Director: Ashok Thiagarajan
Cast: Abhi Saravanan, Aadukalam Naren, Venba
The apocryphal story of Casabianca is also the story of Maayanadhi. Right at the beginning of the film, Anbarasan (Aadukalam Naren), a widower, is narrating it to his 17-year old daughter Kausalya (Venba). In the story, Casabianca is instructed by his father to stay at a particular spot on a burning ship until he returns. Casabianca doesn’t move, and perishes at that very spot, without realising that his father was long dead. This story was a part of elementary school curriculum in 19th Century Britain for the moral it suggested, and until half a century ago, Casabianca was held up as an epitome of adherence to the wishes of his parents.
In Maayanadhi, Kausalya is a negative example of Casabianca, because she does transgress her father’s wishes by eloping with her boyfriend, and then pays a terrible price for it. Ashok Thiagarajan tries to resurrect the dubious ideal of Casabianca through Kausalya, without much effect.
Proposing a certain moral standard, even if it is problematic, is okay when the writing is engaging, and the hidden hand of the writer manipulating characters and events is not visible. But here, we are arm-twisted into buying into the moral. For instance, Kausalya is shown to be an intelligent and thoughtful person, who appreciates what her father has done for her. She is also capable of taking care of herself. When threatened by a classmate that he would put out her morphed pictured on the Internet if she didn’t love him, she hits back saying she’d do the same. Anbarasan is shown to be an enlightened and generous father. Kausalya even has casual conversations with him about boys. When Senthil (Abhi Saravanan) saves her from a splash of acid by intercepting its path with his auto, she immediately falls for him. Before we know that they’re even interested in each other, we are shown that they are considering eloping. Why is saving someone from danger the definite way to their heart in our films? Why not have the two get to know each other before they think of getting married? Why force it with an acid attack?

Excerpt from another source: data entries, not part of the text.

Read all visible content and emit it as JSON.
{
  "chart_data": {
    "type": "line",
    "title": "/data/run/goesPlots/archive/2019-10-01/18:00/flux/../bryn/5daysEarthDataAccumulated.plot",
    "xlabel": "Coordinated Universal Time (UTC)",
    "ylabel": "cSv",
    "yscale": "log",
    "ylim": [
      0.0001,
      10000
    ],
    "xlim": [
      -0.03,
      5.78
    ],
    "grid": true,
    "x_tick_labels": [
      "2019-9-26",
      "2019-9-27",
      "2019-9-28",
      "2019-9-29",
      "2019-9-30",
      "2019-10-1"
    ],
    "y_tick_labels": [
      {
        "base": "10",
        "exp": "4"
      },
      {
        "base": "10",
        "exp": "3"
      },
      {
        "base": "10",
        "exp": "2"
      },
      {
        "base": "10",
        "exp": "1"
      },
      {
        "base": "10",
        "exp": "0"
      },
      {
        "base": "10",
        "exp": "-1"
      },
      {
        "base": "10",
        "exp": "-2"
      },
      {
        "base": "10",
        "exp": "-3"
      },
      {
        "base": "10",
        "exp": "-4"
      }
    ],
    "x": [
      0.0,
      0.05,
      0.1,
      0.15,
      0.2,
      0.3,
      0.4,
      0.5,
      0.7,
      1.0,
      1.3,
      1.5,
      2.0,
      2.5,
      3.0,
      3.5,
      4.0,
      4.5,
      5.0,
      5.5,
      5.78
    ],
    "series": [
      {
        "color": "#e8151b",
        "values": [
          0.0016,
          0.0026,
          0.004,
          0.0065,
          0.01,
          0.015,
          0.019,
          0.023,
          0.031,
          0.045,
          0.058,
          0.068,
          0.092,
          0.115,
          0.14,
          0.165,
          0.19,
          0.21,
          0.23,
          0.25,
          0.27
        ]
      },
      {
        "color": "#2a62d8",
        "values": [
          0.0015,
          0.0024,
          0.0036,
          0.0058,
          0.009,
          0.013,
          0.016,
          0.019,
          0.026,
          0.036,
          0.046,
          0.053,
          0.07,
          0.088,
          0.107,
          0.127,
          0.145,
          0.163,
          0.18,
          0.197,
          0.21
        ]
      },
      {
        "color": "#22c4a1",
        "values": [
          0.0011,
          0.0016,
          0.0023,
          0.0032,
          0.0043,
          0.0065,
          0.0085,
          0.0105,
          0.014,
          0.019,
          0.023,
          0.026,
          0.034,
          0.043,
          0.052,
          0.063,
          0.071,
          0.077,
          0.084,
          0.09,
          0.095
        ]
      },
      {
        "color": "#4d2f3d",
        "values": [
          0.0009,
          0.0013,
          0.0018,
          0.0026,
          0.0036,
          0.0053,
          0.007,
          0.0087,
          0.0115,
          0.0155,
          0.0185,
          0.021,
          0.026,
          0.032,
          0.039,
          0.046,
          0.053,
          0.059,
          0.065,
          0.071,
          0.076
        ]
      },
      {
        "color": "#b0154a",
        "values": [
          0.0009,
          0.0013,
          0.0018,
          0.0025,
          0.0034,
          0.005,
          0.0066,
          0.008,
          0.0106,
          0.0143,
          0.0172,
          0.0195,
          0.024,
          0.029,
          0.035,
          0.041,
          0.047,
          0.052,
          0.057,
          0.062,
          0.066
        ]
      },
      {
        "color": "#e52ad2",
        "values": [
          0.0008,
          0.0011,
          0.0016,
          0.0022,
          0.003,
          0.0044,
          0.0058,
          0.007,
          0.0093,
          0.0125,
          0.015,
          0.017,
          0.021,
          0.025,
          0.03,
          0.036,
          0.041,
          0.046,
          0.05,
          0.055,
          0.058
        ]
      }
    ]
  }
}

After they fall in love, Senthil and Kausalya have anxieties and minor conflicts that lead them to believe that eloping is their best bet. For the moral of the story to work, at least emotionally, we needed to be shown that the two people are indeed making serious mistakes in their thinking, that they deserve to be punished. But, except for a few dialogues, we don’t really know what they’re thinking. The event that moves Kausalya to elope is unconvincing, and insults the intelligence of both Kausalya and the viewers. When an otherwise reasonable person changes her view, we want to see a plausible reason for it, something better that blaming it on ‘teenage’.
For all its modern veneer and rejection of customary ceremonies associated with puberty and early marriage, the core of the film is regressive, because it artlessly manipulates its events to suggest that terrible consequences await teenagers who go against the wishes of their parents. That might be true in specific situations, but the film vociferously argues for obedience over discretion. There is no debate, no exploration of alternative viewpoints. It is a moral science lesson. Unless you believe that the best comparison for being in love is being stranded on a burning ship, Casabianca is not necessarily a good role model for Kausalya.